Moi aussi je suis Barbara. Quinze ans après, le temps passe, les familles restent…

Moi aussi je suis Barbara. Quinze ans après, le temps passe, les familles restent…

Dans son goût des parcours iconiques, Pierre Notte récidive. Après Catherine Deneuve, c’est au tour de Barbara de se voir ériger en modèle dans ce réjouissant règlement de comptes familial, aussi tendre et drôle qu’il est cruel.

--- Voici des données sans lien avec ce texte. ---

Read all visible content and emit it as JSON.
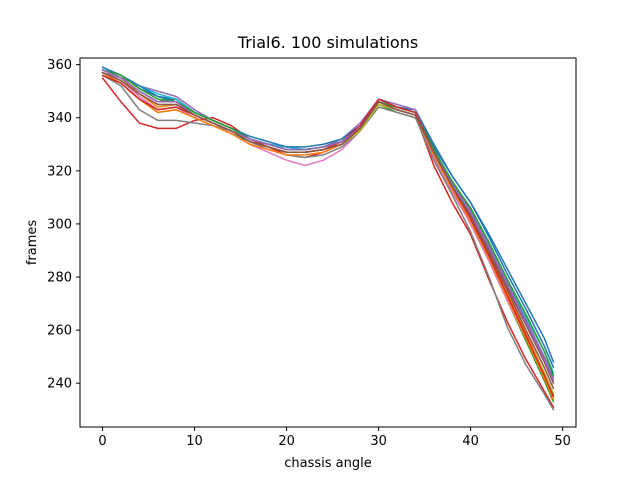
{
  "chart_data": {
    "type": "line",
    "title": "Trial6. 100 simulations",
    "xlabel": "chassis angle",
    "ylabel": "frames",
    "xlim": [
      -2.45,
      51.45
    ],
    "ylim": [
      223.5,
      362.5
    ],
    "xticks": [
      0,
      10,
      20,
      30,
      40,
      50
    ],
    "yticks": [
      240,
      260,
      280,
      300,
      320,
      340,
      360
    ],
    "grid": false,
    "legend": "none",
    "series_count": 100,
    "colors": [
      "#1f77b4",
      "#ff7f0e",
      "#2ca02c",
      "#d62728",
      "#9467bd",
      "#8c564b",
      "#e377c2",
      "#7f7f7f",
      "#bcbd22",
      "#17becf"
    ],
    "x": [
      0,
      2,
      4,
      6,
      8,
      10,
      12,
      14,
      16,
      18,
      20,
      22,
      24,
      26,
      28,
      30,
      32,
      34,
      36,
      38,
      40,
      42,
      44,
      46,
      48,
      49
    ],
    "series": [
      {
        "values": [
          359,
          356,
          351,
          348,
          347,
          342,
          339,
          336,
          332,
          330,
          329,
          328,
          329,
          331,
          336,
          346,
          344,
          343,
          330,
          318,
          308,
          295,
          281,
          268,
          254,
          246
        ]
      },
      {
        "values": [
          358,
          355,
          349,
          344,
          345,
          341,
          338,
          335,
          331,
          329,
          327,
          327,
          328,
          330,
          335,
          345,
          343,
          341,
          326,
          314,
          303,
          289,
          274,
          259,
          244,
          236
        ]
      },
      {
        "values": [
          356,
          353,
          347,
          342,
          343,
          340,
          337,
          334,
          331,
          329,
          327,
          327,
          328,
          330,
          335,
          345,
          342,
          340,
          326,
          313,
          300,
          286,
          271,
          256,
          241,
          233
        ]
      },
      {
        "values": [
          355,
          346,
          338,
          336,
          336,
          339,
          340,
          337,
          332,
          329,
          326,
          325,
          327,
          330,
          336,
          346,
          343,
          341,
          322,
          308,
          296,
          279,
          263,
          249,
          237,
          231
        ]
      },
      {
        "values": [
          357,
          355,
          352,
          350,
          348,
          343,
          339,
          336,
          332,
          330,
          329,
          328,
          329,
          332,
          338,
          347,
          345,
          343,
          328,
          316,
          305,
          292,
          278,
          264,
          250,
          242
        ]
      },
      {
        "values": [
          358,
          355,
          350,
          346,
          347,
          342,
          339,
          336,
          332,
          330,
          328,
          328,
          329,
          331,
          336,
          346,
          344,
          342,
          327,
          315,
          304,
          290,
          276,
          262,
          248,
          240
        ]
      },
      {
        "values": [
          357,
          354,
          348,
          343,
          344,
          340,
          337,
          334,
          330,
          327,
          324,
          322,
          324,
          328,
          335,
          345,
          343,
          341,
          325,
          312,
          300,
          286,
          271,
          257,
          243,
          235
        ]
      },
      {
        "values": [
          356,
          352,
          343,
          339,
          339,
          338,
          337,
          335,
          331,
          328,
          326,
          325,
          326,
          329,
          335,
          344,
          342,
          340,
          324,
          311,
          297,
          280,
          261,
          247,
          236,
          230
        ]
      },
      {
        "values": [
          357,
          354,
          349,
          345,
          345,
          341,
          338,
          335,
          331,
          329,
          327,
          327,
          328,
          330,
          335,
          345,
          343,
          341,
          327,
          314,
          302,
          288,
          273,
          258,
          244,
          236
        ]
      },
      {
        "values": [
          358,
          356,
          352,
          349,
          347,
          342,
          339,
          336,
          332,
          330,
          329,
          328,
          329,
          331,
          336,
          346,
          344,
          342,
          328,
          316,
          306,
          293,
          279,
          265,
          252,
          244
        ]
      },
      {
        "values": [
          359,
          356,
          352,
          348,
          346,
          342,
          339,
          336,
          333,
          331,
          329,
          329,
          330,
          332,
          337,
          347,
          344,
          342,
          329,
          318,
          308,
          296,
          283,
          270,
          257,
          248
        ]
      },
      {
        "values": [
          357,
          353,
          347,
          342,
          343,
          340,
          337,
          334,
          330,
          328,
          326,
          326,
          327,
          330,
          336,
          346,
          343,
          341,
          326,
          313,
          301,
          287,
          272,
          257,
          242,
          234
        ]
      },
      {
        "values": [
          358,
          356,
          351,
          347,
          346,
          342,
          339,
          336,
          332,
          330,
          328,
          328,
          329,
          331,
          336,
          346,
          344,
          342,
          328,
          316,
          306,
          293,
          279,
          266,
          252,
          243
        ]
      },
      {
        "values": [
          356,
          353,
          347,
          343,
          344,
          341,
          338,
          335,
          331,
          329,
          327,
          327,
          328,
          331,
          337,
          347,
          344,
          342,
          327,
          314,
          302,
          288,
          273,
          258,
          243,
          235
        ]
      },
      {
        "values": [
          358,
          355,
          350,
          346,
          346,
          341,
          338,
          335,
          332,
          330,
          328,
          328,
          329,
          331,
          336,
          346,
          343,
          341,
          327,
          315,
          304,
          291,
          277,
          263,
          249,
          241
        ]
      },
      {
        "values": [
          357,
          354,
          349,
          345,
          345,
          341,
          338,
          335,
          331,
          329,
          327,
          327,
          328,
          330,
          336,
          346,
          343,
          341,
          327,
          314,
          303,
          289,
          275,
          260,
          246,
          238
        ]
      }
    ]
  }
}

En 2005, Moi aussi je suis Catherine Deneuve, Molière du meilleur spectacle de l’année, promenait sa folie grinçante sur les routes du monde. Avant, il y avait un roman, publié en 1993, dont la chanson-titre évoquait une femme qui avait cessé de chanter et mourait à petit feu de cela avant de renaître à nouveau par la chanson. En arrière-plan, il y avait Barbara à qui Pierre Notte envoie le roman. Elle lui répond. Une émotion partagée, un souvenir omniprésent qui ressurgit quinze ans après lorsque Pauline Chagne propose à l’auteur de substituer Barbara à Catherine Deneuve. Une proposition acceptée par Pierre Notte sous réserve qu’elle en fasse un autre projet, une nouvelle comédie des dévastations familiales contemporaines.

© Thibaut Darnat

© Thibaut Darnat

Familles dysfonctionnelles, communications interrompues

Génération formica. Une femme dans sa cuisine. Elle est mère mais rien ne va plus. Son mari a disparu, elle élève seule ses enfants, deux filles qui sont encore à la maison et un garçon qui en est parti. Le fils, il n’aligne pas trois mots de suite. Il s’est enfermé dans le mutisme. L’une des filles, Marie, se scarifie avec obstination, sans relâche. Mais la seconde, Geneviève, entre en révolte ouverte. Elle refuse de se glisser dans le rôle qu’on lui assigne, de participer aux tâches quotidiennes, elle va même jusqu’à contester son appartenance à cette médiocrité qu’elle vomit en se choisissant un autre nom. Elle sera Barbara, pantalon noir qui deviendra bientôt patte d’éph’, long gilet de la même teinte. Car les choix de la mère, elle ne les supporte plus. Son égoïsme, ses couleurs layette, son poulet aux pruneaux, ses îles flottantes, elle n’en peut plus. Face au triple rejet de ses enfants, la mère, elle, se raccroche à ses fourneaux. Elle a perdu les mots, les mélange, les balance inachevés dans des phrases qui restent en suspens dans un vain espoir de communication. En pure perte…

© Thibaut Darnat

© Thibaut Darnat

Barbara, en arrière et en premier plan

D’une admiration sans borne pour Barbara, la chanteuse qui incarne pour elle la liberté d’être, Geneviève passe peu à peu à l’identification. Son timbre s’affermit et se précise lorsqu’elle chante, elle trouve les nuances de cette voix de tête et de gorge qui caractérise la chanteuse. Elle lui emprunte son langage choisi, sa manière de mettre le monde en images, sa poétique. Elle se glisse dans les tenues de la dame en noir. Elle fait corps avec ce que la chanteuse symbolise. Pauline Chagne en épouse les mimiques, en restitue la diction si particulière, sa manière de percher certains mots, de découper les phrases. De l’Aigle noir à Ma plus belle histoire d’amour en passant par Chapeau bas, dans l'adaptation inspirée de Clément Walker-Viry, au piano sur scène, le spectateur retrouve celle qui l’a enchanté, même dans ses petites manies, ses caprices de star, ses engouements et ses faiblesses. Il navigue entre le présent de la représentation et un passé qui lui est cher.

© Thibaut Darnat

© Thibaut Darnat

Un petit souffle d’espoir dans un monde sans perspective ?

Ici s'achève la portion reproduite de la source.